Mission: Impossible (1996)
Hace pocos días, después de haber visto en el cine Mission: Imposible 6 y descubrir, mientras ingresaba a la oscuridad de la sala, que 22 años antes fui al estreno de la primera película de la serie en el Teatro Español de Comodoro Rivadavia, decidí hacer el ejercicio nostálgico de navegar por el buscador de Netflix y volver a mirarla. Quizás sea un cliché pero no deja de asombrarme el cambio fenomenal que, en muy pocos años, experimentó el modo en el que nos vinculamos con las pantallas y sus sucesivas “representaciones del hombre”, por usar una cita culta de Alan Touraine. En 1996, en la Patagonia, las películas llegaban con una demora de hasta 8 meses. Sin celulares, con apenas 20 canales en el televisor de tubo, con la calle céntrica como única red social, habitábamos un universo más pequeño y cerrado, indiferente a los vaivenes del exterior. Recuerdo una tarde en la que, con dos amigos de la escuela, robamos un cassette VHS. Corrimos a casa aprovechando que mis viejos trabajaban y nos enfrentamos por primera vez a la pornografía. Era ridículo, por supuesto, y nos aburrimos enseguida: la verdadera aventura era hacerse de Tasty Asian Asses 5 sin ser descubiertos. Ahora, dos o tres palabras claves pueden abrir una ventana a la fantasía más extraña en un par de segundos. El mundo siempre mejora.

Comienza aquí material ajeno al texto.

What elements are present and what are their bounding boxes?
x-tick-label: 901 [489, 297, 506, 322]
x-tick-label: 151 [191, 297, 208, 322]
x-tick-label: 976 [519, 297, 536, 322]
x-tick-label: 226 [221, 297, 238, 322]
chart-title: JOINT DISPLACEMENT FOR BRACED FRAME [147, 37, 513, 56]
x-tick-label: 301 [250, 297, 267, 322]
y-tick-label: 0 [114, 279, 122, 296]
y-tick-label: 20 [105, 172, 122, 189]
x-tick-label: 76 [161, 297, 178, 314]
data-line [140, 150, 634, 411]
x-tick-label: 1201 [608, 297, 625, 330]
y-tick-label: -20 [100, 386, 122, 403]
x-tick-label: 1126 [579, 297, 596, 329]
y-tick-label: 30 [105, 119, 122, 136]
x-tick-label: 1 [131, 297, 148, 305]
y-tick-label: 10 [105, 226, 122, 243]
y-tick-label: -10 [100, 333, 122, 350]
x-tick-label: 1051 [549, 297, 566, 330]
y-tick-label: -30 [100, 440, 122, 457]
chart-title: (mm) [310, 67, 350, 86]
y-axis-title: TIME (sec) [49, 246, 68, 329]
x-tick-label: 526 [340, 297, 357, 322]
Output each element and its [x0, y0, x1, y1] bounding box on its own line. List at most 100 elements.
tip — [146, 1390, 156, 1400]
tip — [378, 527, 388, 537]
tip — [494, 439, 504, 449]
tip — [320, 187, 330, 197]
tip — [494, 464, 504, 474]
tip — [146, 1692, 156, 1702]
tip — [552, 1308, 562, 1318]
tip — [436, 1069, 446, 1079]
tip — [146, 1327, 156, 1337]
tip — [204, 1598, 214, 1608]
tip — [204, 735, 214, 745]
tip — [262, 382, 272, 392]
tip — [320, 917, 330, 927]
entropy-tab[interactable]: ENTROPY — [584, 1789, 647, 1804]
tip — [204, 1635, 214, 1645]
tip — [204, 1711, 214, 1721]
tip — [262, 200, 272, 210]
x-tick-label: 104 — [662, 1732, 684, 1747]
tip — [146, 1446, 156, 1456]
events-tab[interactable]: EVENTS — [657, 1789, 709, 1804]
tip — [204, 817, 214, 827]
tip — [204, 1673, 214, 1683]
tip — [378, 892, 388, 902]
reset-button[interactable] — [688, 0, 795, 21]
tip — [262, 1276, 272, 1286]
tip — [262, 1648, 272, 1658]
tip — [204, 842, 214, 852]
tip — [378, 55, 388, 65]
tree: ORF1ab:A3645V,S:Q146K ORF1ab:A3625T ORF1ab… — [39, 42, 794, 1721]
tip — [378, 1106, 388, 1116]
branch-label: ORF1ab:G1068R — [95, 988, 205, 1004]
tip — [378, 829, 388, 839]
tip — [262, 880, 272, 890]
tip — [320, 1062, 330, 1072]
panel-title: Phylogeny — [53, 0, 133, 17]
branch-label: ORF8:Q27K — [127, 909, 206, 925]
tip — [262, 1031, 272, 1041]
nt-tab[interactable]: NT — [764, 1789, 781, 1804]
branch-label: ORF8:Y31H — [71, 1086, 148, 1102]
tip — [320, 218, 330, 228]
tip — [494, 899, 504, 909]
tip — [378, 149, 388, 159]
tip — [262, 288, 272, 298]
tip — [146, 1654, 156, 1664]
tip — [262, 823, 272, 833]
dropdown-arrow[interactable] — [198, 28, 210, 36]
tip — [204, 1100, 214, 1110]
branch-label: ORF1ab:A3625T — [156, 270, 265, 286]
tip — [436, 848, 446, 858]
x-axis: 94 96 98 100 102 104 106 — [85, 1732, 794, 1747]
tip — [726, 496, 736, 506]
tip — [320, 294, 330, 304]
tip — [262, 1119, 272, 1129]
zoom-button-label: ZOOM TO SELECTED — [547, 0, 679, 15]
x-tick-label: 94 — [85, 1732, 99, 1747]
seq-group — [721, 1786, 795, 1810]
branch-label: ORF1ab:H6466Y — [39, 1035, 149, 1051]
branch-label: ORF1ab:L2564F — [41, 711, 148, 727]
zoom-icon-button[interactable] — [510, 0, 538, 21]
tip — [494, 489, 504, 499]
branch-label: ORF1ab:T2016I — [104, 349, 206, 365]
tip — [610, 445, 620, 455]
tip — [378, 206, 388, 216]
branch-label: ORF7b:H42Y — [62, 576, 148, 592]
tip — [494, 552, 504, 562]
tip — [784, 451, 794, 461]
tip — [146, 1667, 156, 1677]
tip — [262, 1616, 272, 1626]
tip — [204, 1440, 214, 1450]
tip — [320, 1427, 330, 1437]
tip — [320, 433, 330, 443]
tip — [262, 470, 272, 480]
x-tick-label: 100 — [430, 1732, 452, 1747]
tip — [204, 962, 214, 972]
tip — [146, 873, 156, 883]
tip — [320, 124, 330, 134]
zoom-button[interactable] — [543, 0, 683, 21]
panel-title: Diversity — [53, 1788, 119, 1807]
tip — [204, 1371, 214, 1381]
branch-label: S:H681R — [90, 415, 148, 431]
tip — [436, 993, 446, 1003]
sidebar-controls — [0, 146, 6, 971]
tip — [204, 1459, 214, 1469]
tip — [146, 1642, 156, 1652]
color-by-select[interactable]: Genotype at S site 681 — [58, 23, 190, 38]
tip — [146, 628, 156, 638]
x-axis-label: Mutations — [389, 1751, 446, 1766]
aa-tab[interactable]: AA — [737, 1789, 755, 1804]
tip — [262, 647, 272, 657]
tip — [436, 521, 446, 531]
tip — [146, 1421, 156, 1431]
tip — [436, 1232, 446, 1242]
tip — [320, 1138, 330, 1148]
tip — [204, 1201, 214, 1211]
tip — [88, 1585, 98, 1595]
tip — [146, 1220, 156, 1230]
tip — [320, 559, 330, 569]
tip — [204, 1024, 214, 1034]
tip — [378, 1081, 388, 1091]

Las sociedades cerradas generan mentes cerradas y, por eso, rechazo que todo tiempo por pasado sea mejor. Mañana es mejor. Me jacto, sin embargo, de haber experimentado el sabor dulce el universo analógico. Siendo muy chico la verdadera diversión era leer las obras completas de Julio Verne, Colmillo Blanco de Jack London o Robinson Crusoe de Willem Defoe (una de mis novelas favoritas hasta la fecha). Con un celular a mano no hubiera tenido la paciencia que requiere la lectura.
La literatura genera una conexión muy profunda con las ideas, sin dudas más profunda que Instagram, y veo en los pibes adictos a marchar por causas políticamente correctas una dificultad enorme para negociar con los matices, con las sombras necesarias de toda verdad, con la perspectiva fundamental que requiere el estudio de la historia.
La transición entre el mundo digital y el analógico que experimenté sin saberlo está perfectamente narrado en la primera Misión: Imposible. Brian de Palma, un condenado genio, comprende sabiamente que el centro de toda historia está en la mirada y aquí la tecnología se aplica al arte de la vigilancia, elemento clave del mundo en el que vivimos actualmente. Para el personaje de Tom Cruise, para nosotros, el verdadero reto es ser invisible. Paul Auster dijo alguna vez que la nueva resistencia es no estar, trazar un agujero en el sistema, desaparecer. En Doctor Pasavento, Enrique Vila Matas hace vagar a su personaje por las calles de Paris hasta que, súbitamente, deja de existir. En Wakefield, el hermoso cuento de Nathaniel Hawthorne, el personaje hace una broma que lo separa del mundo y lo transforma en “el paria del universo”. El verdadero poder del terrorismo es que sus soldados son invisibles para el sistema.
Tom Cruise usa la tecnología para observar hasta que, en un giro hitchcockiano muy propio de De Palma, el observado es él. Luego habrá corridas, persecusiones, una hermosa secuencia silenciosa, algo del proceso kafkiano y un Mc Guffin encarnado en un viejo diskette. La clave es la aparición de dispositivos de vigilancia cada vez más sofisticados que van a dificultar el trabajo más importante del héroe: ser invisible, vivir en la clandestinidad. Entre él y un terrorista, la única diferencia es un par de remeras de Calvin Klein.
Mission: Imposible se ubica en un pliegue del tiempo que me toca personalmente y es mucho mejor hoy que en el momento de su estreno. Es una de esas películas que ya no se hacen porque dialoga con toda la historia del cine y no con el periodismo. Además, va al punto central de la revolución digital: toda innovación tecnológica nace como innovación bélica. Vivimos rodeados de armas con las que no dejamos de divertirnos. El mundo siempre mejora.